Nieprawda. To teraz wybiera się polityków ze względu na płeć! Tradycyjnie i zgodnie ze stereotypem, na listach wyborczych umieszcza się mężczyzn i to niezależnie od ich kwalifikacji. Tymczasem to kobiety w Polsce są lepiej wykształcone, bardziej odpowiedzialne, skupione na konkretnych problemach a nie na własnych ambicjach. Kwestia braku kwalifikacji jest problemem pozornym, również dlatego, że nie wiadomo, na czym w ogóle polegają kwalifikacje polityczne i dlaczego kobiety mają mieć ich mniej niż mężczyźni.
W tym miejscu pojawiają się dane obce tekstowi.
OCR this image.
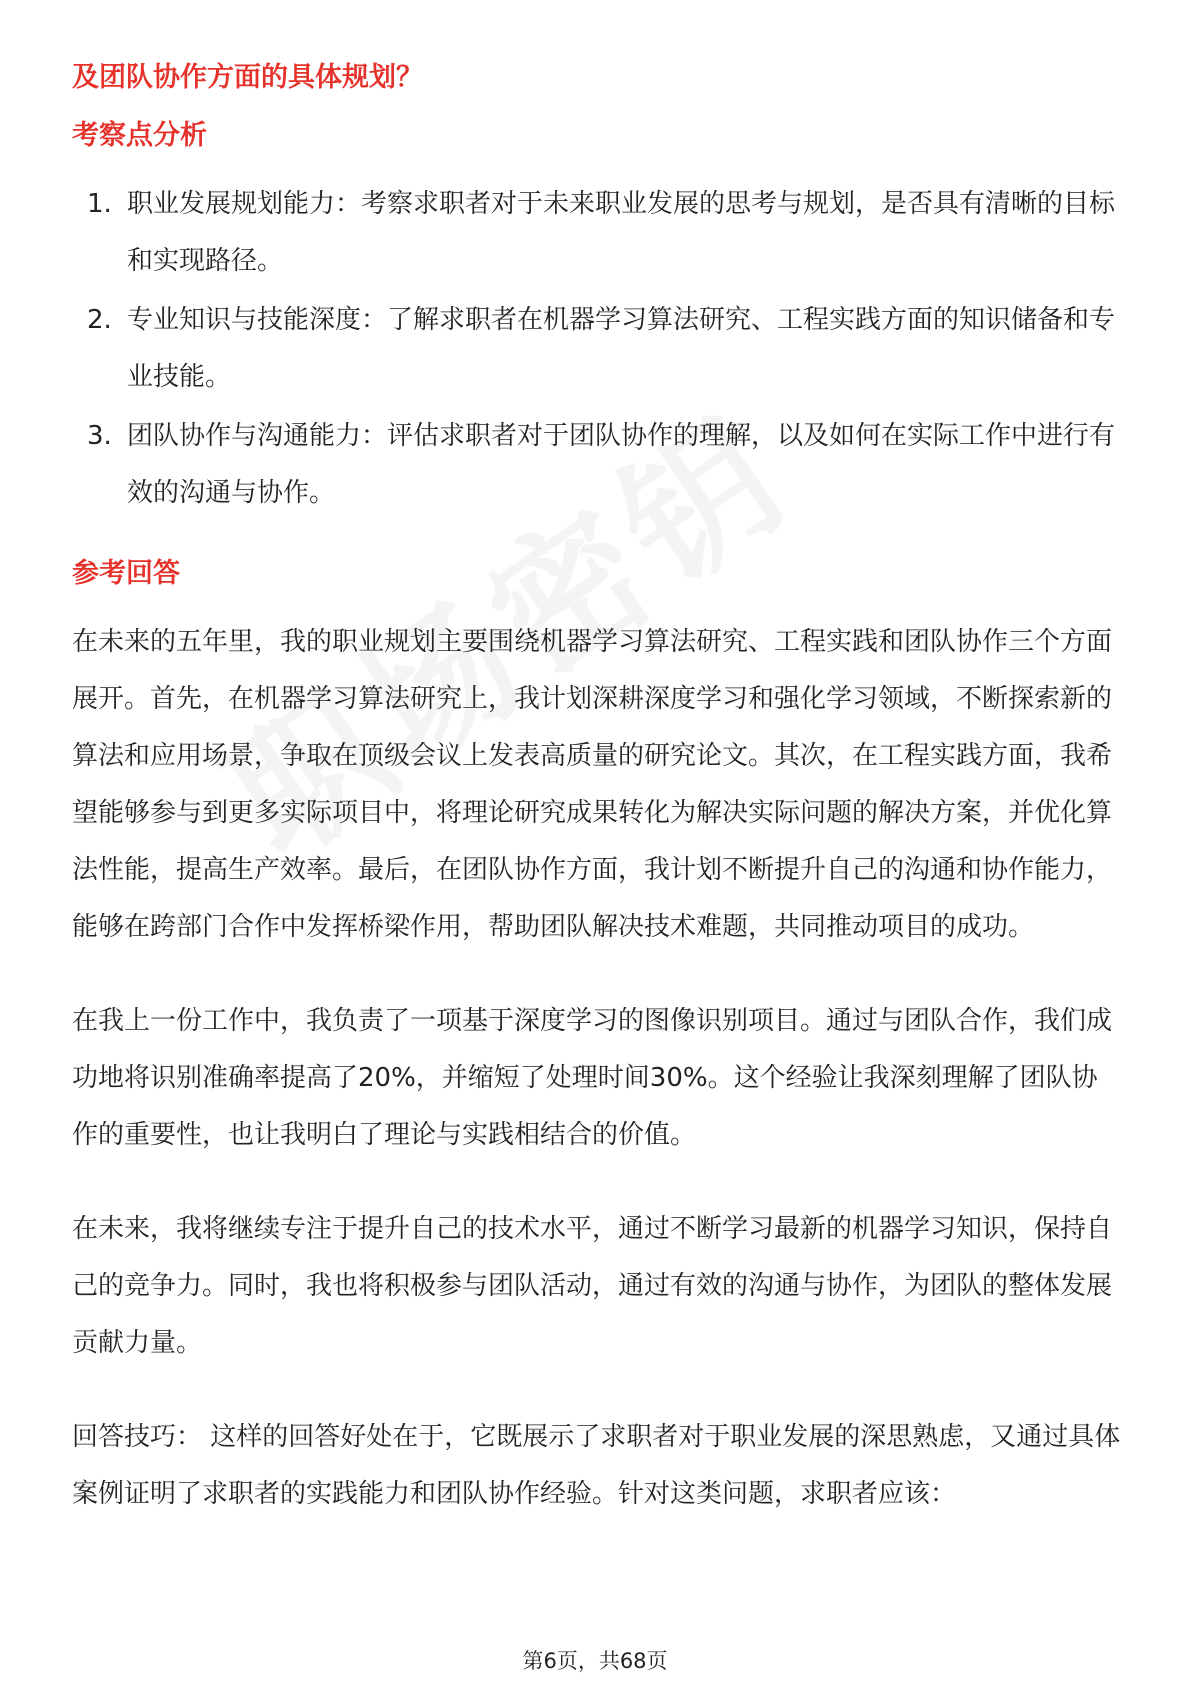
及团队协作方面的具体规划？
考察点分析
1. 职业发展规划能力：考察求职者对于未来职业发展的思考与规划，是否具有清晰的目标和实现路径。
2. 专业知识与技能深度：了解求职者在机器学习算法研究、工程实践方面的知识储备和专业技能。
3. 团队协作与沟通能力：评估求职者对于团队协作的理解，以及如何在实际工作中进行有效的沟通与协作。
参考回答

在未来的五年里，我的职业规划主要围绕机器学习算法研究、工程实践和团队协作三个方面展开。首先，在机器学习算法研究上，我计划深耕深度学习和强化学习领域，不断探索新的算法和应用场景，争取在顶级会议上发表高质量的研究论文。其次，在工程实践方面，我希望能够参与到更多实际项目中，将理论研究成果转化为解决实际问题的解决方案，并优化算法性能，提高生产效率。最后，在团队协作方面，我计划不断提升自己的沟通和协作能力，能够在跨部门合作中发挥桥梁作用，帮助团队解决技术难题，共同推动项目的成功。

在我上一份工作中，我负责了一项基于深度学习的图像识别项目。通过与团队合作，我们成功地将识别准确率提高了20%，并缩短了处理时间30%。这个经验让我深刻理解了团队协作的重要性，也让我明白了理论与实践相结合的价值。

在未来，我将继续专注于提升自己的技术水平，通过不断学习最新的机器学习知识，保持自己的竞争力。同时，我也将积极参与团队活动，通过有效的沟通与协作，为团队的整体发展贡献力量。

回答技巧： 这样的回答好处在于，它既展示了求职者对于职业发展的深思熟虑，又通过具体案例证明了求职者的实践能力和团队协作经验。针对这类问题，求职者应该：

第6页，共68页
To właśnie dzięki kwotom powstaje szansa, że o udziale w polityce będą decydowały umiejętności i zalety kandydatów, a nie ich płeć.

Mówią ci: O tym, czym się zajmują politycy, powinien decydować interes społeczny, a nie płeć.

Ale to właśnie płeć (męska) decyduje o tym, co uważa się za ważne w polityce, a co za marginalne. W polskim parlamencie znajduje się 80% mężczyzn (w Senacie 92%), toteż nic dziwnego, że to męskie zainteresowania określają, na co ma iść strumień pieniędzy z budżetu. Pieniądze idą więc np. na Euro 2012, a nie na politykę socjalną. Obecnie sprawy większości kobiet (zdrowie reprodukcyjne, opieka okołoporodowa, przemoc, polityka prorodzinna, kwestie alimentów) są marginalizowane, bo nie interesują posłów. Jak pokazuje doświadczenie norweskie, wystarczy przełamać magiczną ilość 35% kobiet w parlamencie, aby marginalizowane dotąd kwestie kobiece zaczęły należeć do głównego nurtu problemów politycznych. A to jest w interesie wszystkich obywateli.
Mówią ci: Parytety (lub kwoty) naruszają zasadę równości i dyskryminują mężczyzn.
Nieprawda, to dotychczasowy system dyskryminuje kobiety, naruszając zasadę równości. Kwoty, przeciwnie, są skutecznym narzędziem urzeczywistniania równości. Wszak w naszym społeczeństwie ponad 50% to kobiety, które nie mają dostatecznej reprezentacji. Mechanizm parytetów lub kwot dla kobiet, jest jednym ze sposobów tworzenia politycznej reprezentacji społeczeństwa. Równie uprawnionym jak progi wyborcze, prawne ograniczanie wieku wyborców, decydowanie o wielkości okręgów wyborczych, rezerwowanie miejsc dla mniejszości narodowych, etc. (Ironizują: To zróbmy kwoty dla łysych, bo też nie mają swojej reprezentacji! Gdyby o zarobkach pewnej grupy społecznej, ich statusie, braku dostępu do władzy, przemocy wobec nich, decydowała łysina, na pewno kwoty byłyby niezbędne by ochronić ich interes).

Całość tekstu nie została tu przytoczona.